У Анджелы это вызвало энтузиазм.
— Давай вместе.
— Если вы это сделаете, — сказала Ида, — я буду на вас смотреть, а потом про вас напишу.
— Что значит “напишешь про нас”? — поинтересовалась я.
— Напишу, как вы нассали на фотографию Андреа.
— Рассказ?
— Да.
Мне было приятно. То, что сестры жили у себя дома, как чужие, что они рвали родственную связь, как мечтала порвать ее я, мне очень понравилось, как понравилось и то, что они за словом в карман не лезли.
— Если тебе нравится сочинять такие истории, могу рассказать, что со мной случилось на самом деле, — предложила я.
— Это о чем? — спросила Анджела.
Я опять заговорила тише:
— Я еще худшая шлюха, чем ваша мама.
Мое откровение вызвало огромный интерес, Анджела и Ида стали настаивать, чтобы я все рассказала.

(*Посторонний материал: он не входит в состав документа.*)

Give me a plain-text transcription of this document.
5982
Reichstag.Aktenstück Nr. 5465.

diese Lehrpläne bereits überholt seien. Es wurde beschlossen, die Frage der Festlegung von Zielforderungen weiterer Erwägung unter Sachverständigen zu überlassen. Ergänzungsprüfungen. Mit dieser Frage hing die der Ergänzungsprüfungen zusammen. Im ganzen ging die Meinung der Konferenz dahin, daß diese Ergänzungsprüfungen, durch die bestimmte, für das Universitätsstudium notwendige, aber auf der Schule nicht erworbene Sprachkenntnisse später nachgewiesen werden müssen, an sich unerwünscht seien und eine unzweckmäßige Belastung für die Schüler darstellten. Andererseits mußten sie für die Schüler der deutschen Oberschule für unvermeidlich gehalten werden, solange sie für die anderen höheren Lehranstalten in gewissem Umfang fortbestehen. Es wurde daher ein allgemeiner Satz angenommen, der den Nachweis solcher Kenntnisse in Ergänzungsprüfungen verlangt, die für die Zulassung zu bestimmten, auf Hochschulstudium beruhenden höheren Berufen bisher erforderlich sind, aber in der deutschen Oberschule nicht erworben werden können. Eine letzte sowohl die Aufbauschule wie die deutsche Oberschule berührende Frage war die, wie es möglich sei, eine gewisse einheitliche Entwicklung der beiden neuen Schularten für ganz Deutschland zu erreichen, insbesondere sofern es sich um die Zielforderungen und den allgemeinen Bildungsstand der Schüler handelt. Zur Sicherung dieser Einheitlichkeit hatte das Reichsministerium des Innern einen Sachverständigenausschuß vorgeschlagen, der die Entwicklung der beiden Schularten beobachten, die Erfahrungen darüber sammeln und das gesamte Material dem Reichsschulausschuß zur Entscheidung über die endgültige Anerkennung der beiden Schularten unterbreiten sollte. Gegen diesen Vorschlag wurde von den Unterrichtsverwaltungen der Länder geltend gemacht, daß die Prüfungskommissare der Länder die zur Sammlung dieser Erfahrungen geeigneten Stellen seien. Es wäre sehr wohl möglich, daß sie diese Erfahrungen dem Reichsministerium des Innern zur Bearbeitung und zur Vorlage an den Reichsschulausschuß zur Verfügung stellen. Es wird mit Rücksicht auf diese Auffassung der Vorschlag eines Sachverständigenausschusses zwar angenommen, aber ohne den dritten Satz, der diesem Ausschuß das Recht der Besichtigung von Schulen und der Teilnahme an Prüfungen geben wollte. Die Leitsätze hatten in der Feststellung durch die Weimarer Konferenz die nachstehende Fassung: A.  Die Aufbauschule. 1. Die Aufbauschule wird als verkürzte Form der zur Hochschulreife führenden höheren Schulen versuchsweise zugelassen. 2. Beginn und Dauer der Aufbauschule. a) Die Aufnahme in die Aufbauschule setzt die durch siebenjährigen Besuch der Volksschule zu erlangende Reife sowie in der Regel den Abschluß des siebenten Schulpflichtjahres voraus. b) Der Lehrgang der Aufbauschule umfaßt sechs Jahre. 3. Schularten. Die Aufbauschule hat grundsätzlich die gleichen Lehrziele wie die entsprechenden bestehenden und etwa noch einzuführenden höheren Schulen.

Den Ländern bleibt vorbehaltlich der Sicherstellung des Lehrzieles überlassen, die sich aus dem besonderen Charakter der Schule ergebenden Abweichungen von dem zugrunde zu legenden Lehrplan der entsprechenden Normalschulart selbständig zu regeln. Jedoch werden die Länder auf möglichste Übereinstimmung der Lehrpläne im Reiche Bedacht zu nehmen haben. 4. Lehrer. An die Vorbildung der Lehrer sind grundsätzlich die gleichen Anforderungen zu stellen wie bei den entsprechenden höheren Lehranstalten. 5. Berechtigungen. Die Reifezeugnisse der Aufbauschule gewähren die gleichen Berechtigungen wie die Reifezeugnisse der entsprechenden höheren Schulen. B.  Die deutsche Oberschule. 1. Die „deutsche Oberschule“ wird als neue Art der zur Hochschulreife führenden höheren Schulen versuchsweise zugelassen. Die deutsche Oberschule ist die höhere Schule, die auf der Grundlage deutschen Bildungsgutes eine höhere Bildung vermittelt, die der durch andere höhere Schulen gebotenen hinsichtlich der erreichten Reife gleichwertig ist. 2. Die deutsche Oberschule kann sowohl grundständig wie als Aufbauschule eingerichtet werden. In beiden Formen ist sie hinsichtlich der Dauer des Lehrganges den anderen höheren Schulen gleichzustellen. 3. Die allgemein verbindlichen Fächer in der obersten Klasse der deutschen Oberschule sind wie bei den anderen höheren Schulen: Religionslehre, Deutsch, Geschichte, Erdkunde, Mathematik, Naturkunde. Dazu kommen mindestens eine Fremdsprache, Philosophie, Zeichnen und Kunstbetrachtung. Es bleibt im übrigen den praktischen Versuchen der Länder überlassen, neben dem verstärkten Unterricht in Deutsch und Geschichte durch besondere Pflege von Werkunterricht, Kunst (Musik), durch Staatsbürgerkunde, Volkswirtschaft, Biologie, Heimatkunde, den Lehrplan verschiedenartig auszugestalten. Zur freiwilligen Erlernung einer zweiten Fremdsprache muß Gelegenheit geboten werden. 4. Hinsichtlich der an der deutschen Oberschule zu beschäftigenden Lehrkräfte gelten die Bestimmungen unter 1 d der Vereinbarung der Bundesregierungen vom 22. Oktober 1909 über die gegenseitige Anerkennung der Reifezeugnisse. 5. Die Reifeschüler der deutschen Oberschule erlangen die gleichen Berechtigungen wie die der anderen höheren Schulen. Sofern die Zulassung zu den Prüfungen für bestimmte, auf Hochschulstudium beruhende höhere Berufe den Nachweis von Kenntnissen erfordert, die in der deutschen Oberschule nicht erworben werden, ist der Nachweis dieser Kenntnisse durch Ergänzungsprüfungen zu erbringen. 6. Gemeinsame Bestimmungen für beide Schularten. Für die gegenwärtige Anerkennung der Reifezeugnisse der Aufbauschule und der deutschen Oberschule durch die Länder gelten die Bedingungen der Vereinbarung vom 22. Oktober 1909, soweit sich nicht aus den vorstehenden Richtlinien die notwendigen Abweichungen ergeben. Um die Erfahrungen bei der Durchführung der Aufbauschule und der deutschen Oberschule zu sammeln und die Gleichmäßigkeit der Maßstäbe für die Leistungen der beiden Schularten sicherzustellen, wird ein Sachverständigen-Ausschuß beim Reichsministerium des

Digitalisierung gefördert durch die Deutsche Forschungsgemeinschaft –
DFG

— У тебя есть парень? — спросила Ида.
— Чтобы быть шлюхой, парень не нужен. Шлюха занимается этим с кем попало.
— И ты занимаешься этим с кем попало? — спросила Анджела.
Я сказала, что да. Что я разговариваю о сексе с парнями, что мы произносим грубые слова на диалекте, что мы много, очень много смеемся, а когда насмеемся вволю, парни расстегивают штаны и просят, чтобы я держала его в руке или засунула в рот.
— Какая гадость, — сказала Ида.
— Точно, — согласилась я, — все это довольно мерзко.
— Что все? — поинтересовалась Анджела.
— От мужчин воняет, как из сортира в поезде.
— Зато целоваться здорово, — сказала Ида.
Я решительно замотала головой.
— Поцелуи им быстро надоедают, они до тебя даже не дотрагиваются, сразу расстегивают молнию на штанах, для них главное — чтобы ты их потрогала.
— Неправда, — сказала Анджела, — Тонино меня целует.
Меня обидело то, что она усомнилась в моем рассказе.
— Да, Тонино тебя целует, но больше он с тобой ничего не делает.
— Неправда.
— Ну-ка, ну-ка, так чем ты там занимаешься с Тонино?
Анджела пробормотала:
— Он верующий, он меня уважает.
— Вот видишь? Зачем тебе парень, если он тебя уважает?
Анджела умолкла, покачала головой, раздраженно передернула плечами:
— Он мне нужен, потому что он меня любит. Тебя, наверное, просто никто не любит. Тебя даже оставили на второй год.
— Правда? — спросила Ида.
— Кто вам сказал?
Анджела колебалась, она уже жалела, что не сдержалась и унизила меня. Она тихо проговорила:
— Ты сказала Коррадо, а Коррадо все рассказал Тонино.
Ида решила меня утешить:
— Но мы никому не говорили, — заявила она и попыталась погладить меня по щеке. Я вырвалась и прошипела:
— Только такие дуры, как вы, все зубрят наизусть, сдают все экзамены и требуют уважения от женихов. Я не учусь, меня оставили на второй год, и вообще я шлюха.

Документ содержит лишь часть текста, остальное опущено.